Retailers in Miami, San Diego and Cambridge, MA, have joined those in other cities in recent years complaining about the addition of protected bike lanes, although studies show they eventually drive shopper traffic.
The bike lanes are designed to make it safer for cyclists and scooters to get around and are generally pitched as positive socially, environmentally and business-wise for communities.
“Studies show that complete streets equipped with features that make travel safer for pedestrians and bike riders are good for business, public safety and quality of life,” Dave Rolland, deputy director of communications in the office of San Diego Mayor Todd Gloria recently told the San Diego Union-Tribune. “The mayor is also committed to meeting the ambitious goals in the city’s climate action plan for reducing greenhouse gas emissions, and decreasing car trips and increasing bike trips is a major part of hitting those goals.”
Bike lanes have been found to boost local sales across San Francisco, Los Angeles, Minneapolis and other U.S. cities with several studies confirming their impact.
In a Bloomberg article, David Zipper, a visiting fellow at the Harvard Kennedy School of Government, said he has found local business owners often underestimate the share of their customers who arrive by walking, biking or using mass transit because they drive everywhere. Similar complaints are often heard around converting parking spaces to outdoor eating or walking spaces.
Nonetheless, articles about local business owners protesting the loss of walk-in traffic often follow the arrival of bike lanes. In Massachusetts, a group of Cambridge businesses are suing the city over the changes.
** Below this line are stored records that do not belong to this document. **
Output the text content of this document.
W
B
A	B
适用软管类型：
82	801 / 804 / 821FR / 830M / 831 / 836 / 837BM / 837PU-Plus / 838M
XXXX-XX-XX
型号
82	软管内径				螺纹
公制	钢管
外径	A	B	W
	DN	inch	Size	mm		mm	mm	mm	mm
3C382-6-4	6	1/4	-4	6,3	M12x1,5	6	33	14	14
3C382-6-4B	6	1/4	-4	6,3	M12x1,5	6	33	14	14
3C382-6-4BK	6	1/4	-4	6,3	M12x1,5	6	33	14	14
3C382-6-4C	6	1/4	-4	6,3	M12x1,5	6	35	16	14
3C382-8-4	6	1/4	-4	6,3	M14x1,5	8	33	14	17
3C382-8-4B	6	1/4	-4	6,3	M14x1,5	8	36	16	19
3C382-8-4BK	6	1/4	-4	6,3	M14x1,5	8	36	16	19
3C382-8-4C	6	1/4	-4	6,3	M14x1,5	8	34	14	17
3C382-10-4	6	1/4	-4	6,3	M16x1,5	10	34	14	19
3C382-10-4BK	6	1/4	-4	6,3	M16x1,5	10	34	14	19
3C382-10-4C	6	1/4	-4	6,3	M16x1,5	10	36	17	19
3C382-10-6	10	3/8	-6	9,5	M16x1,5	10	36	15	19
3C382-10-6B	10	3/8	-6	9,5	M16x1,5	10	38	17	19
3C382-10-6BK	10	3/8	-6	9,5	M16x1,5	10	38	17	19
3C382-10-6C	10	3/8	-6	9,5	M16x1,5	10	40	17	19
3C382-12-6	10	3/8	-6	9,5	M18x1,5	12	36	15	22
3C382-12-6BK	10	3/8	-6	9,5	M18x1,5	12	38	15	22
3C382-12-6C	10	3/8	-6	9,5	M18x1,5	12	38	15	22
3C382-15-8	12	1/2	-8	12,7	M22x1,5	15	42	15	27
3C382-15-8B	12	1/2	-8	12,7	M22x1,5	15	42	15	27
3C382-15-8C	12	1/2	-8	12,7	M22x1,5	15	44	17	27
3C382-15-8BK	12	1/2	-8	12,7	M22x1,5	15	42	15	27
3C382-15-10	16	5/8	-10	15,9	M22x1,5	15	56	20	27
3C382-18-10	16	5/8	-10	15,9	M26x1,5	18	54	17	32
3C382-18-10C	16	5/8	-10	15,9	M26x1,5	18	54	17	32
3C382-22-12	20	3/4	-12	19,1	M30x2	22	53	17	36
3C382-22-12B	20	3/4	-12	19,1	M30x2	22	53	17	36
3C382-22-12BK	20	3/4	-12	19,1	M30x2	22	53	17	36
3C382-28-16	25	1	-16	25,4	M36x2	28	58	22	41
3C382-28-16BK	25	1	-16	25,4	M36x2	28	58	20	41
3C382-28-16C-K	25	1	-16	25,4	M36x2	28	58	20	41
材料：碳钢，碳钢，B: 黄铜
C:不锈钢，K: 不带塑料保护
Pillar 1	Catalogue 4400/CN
Lee Jenkins, owner of Cambridge’s Violette Bakery, told Cambridge Day, “We believe improved bike lane access to be an excellent goal, but not when the parking for business customers and staff, as well as for neighborhood residents and patients of local medical providers is being completely gutted.”
Store owners also often claim the loss of parking spots makes it hard for delivery trucks to drop off orders without causing traffic jams. In many cases, residents, the elderly and disabled advocates also complain about losing parking spots.
- Downtown Miami store owners say new bike lanes decrease walk-in business – WSVN
- Note to Store Owners: Not All Holiday Shoppers Drive – Bloomberg
- The Complete Business Case for Converting Street Parking Into Bike Lanes – Bloomberg
- Bike Lanes Can Benefit Local Businesses (!), According to This Study – Bicycling.com
- Yet Another Study Shows That Bike Lanes Boost Business – Treehugger
- New bike lanes rile San Diego residents, leaving many to ask: Are they worth it? – San Diego Union-Tribune
- Porter Square plan for new bike lanes moves ahead without delay – WBUR.org
- Group files lawsuit over Cycling Safety Ordinance, telling city to ‘rescind, restore and prevent’ lanes (updated) – Cambridge Day
DISCUSSION QUESTIONS: How confident are you that bike lanes elevate retail traffic for local communities even when they replace parking spots? What further steps could municipalities or stores themselves take to rely less on parking spaces outside their front doors?